Separate data accessed from the RBI records for the period between April 1, 2013 and December 31, 2016 shows that all commercial banks, including private ones, lost Rs 66,066 crore to 17,504 frauds.
Clearly, mutual funds now need to up the ante to identify such banks or companies that are likely to operate unethically, and safe guard their schemes from such frauds.
Over the week, PSBs susceptible to such frauds bit the bullet.
PSBs Tank Over The Past Week
Company Name |
1 Week (%) |
1 Month (%) |
Punjab National Bank |
-19.87 |
-26.35 |
Bank Of India |
-8.73 |
-18.89 |
Syndicate Bank |
-8.51 |
-22.68 |
State Bank Of India |
-8.32 |
-10.24 |
Allahabad Bank |
-8.06 |
-21.62 |
Corporation Bank |
-7.02 |
-16.41 |
Union Bank Of India |
-6.22 |
-14.18 |
Dena Bank |
-4.67 |
-17.02 |
Oriental Bank Of Commerce |
-4.45 |
-12.84 |
Vijaya Bank |
-4.27 |
-10.92 |
Canara Bank |
-4.20 |
-11.65 |
UCO Bank |
-3.07 |
-8.53 |
Bank Of Maharashtra |
-2.65 |
-13.41 |
Bank Of Baroda |
-2.56 |
-6.19 |
Indian Overseas Bank |
-2.39 |
-11.66 |
*Absolute return as on February 16, 2018
(Source: ACE MF, PersonalFN Research)
Several equity funds have a significant exposure to the State Bank of India. The stock would have created a drag on the returns of these schemes. Similarly, mutual funds with exposure to other PSB stocks would have suffered a similar fate.

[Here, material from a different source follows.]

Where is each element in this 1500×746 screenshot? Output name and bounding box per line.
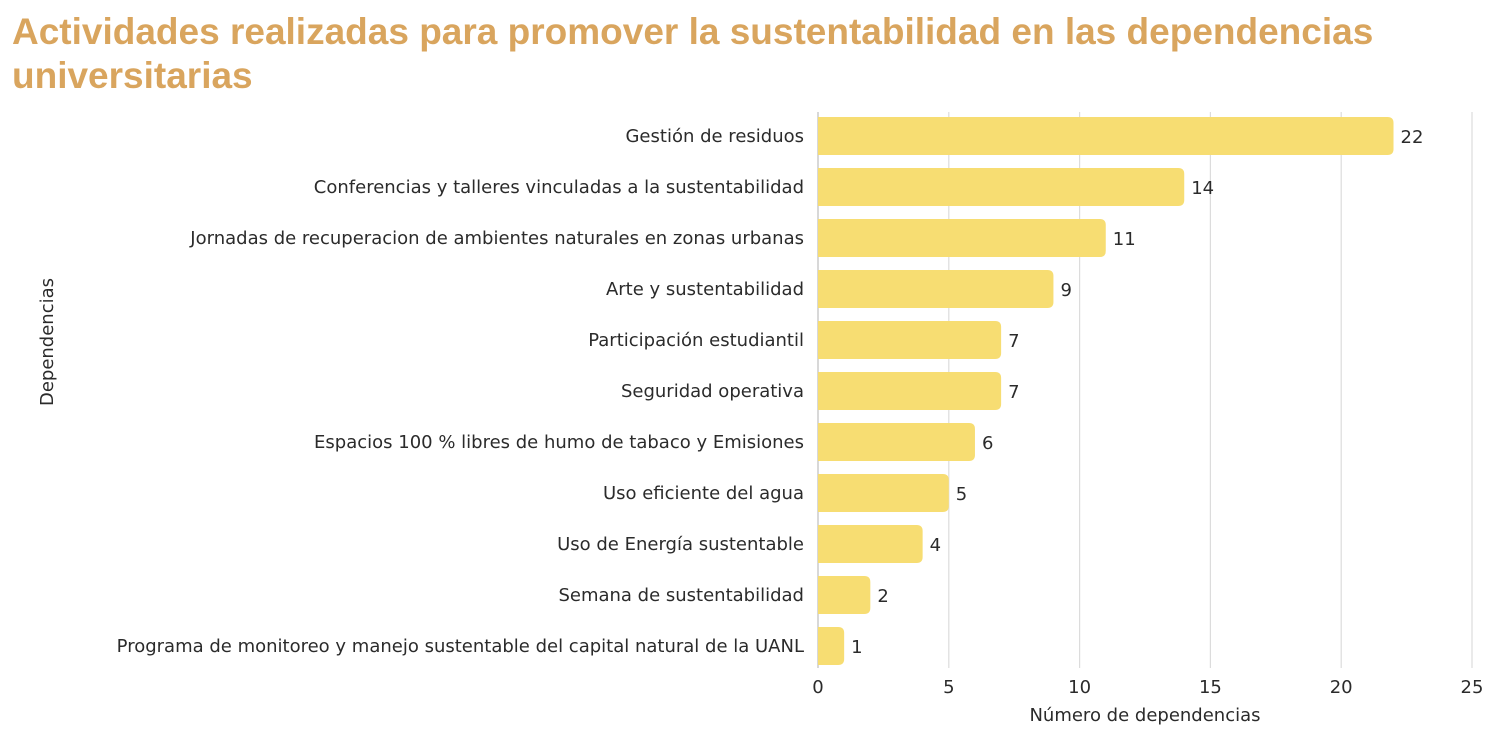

Given the shoddy state of Public Sector Banks (PSBs), mutual fund houses are demonstrating their professional approach and astute wisdom. The exposure of PSBs is at a sub-2% level. This is because PSBs significantly contribute to the overall stress in the banking system. After all, they are the prime corporate lenders.
On the flip side, a majority of private sector banks lend to retail borrowers, a relatively less risky customers for banks, compared to the corporate borrowers.
Thus barring a few schemes, most equity-diversified funds will have low exposure to PSBs.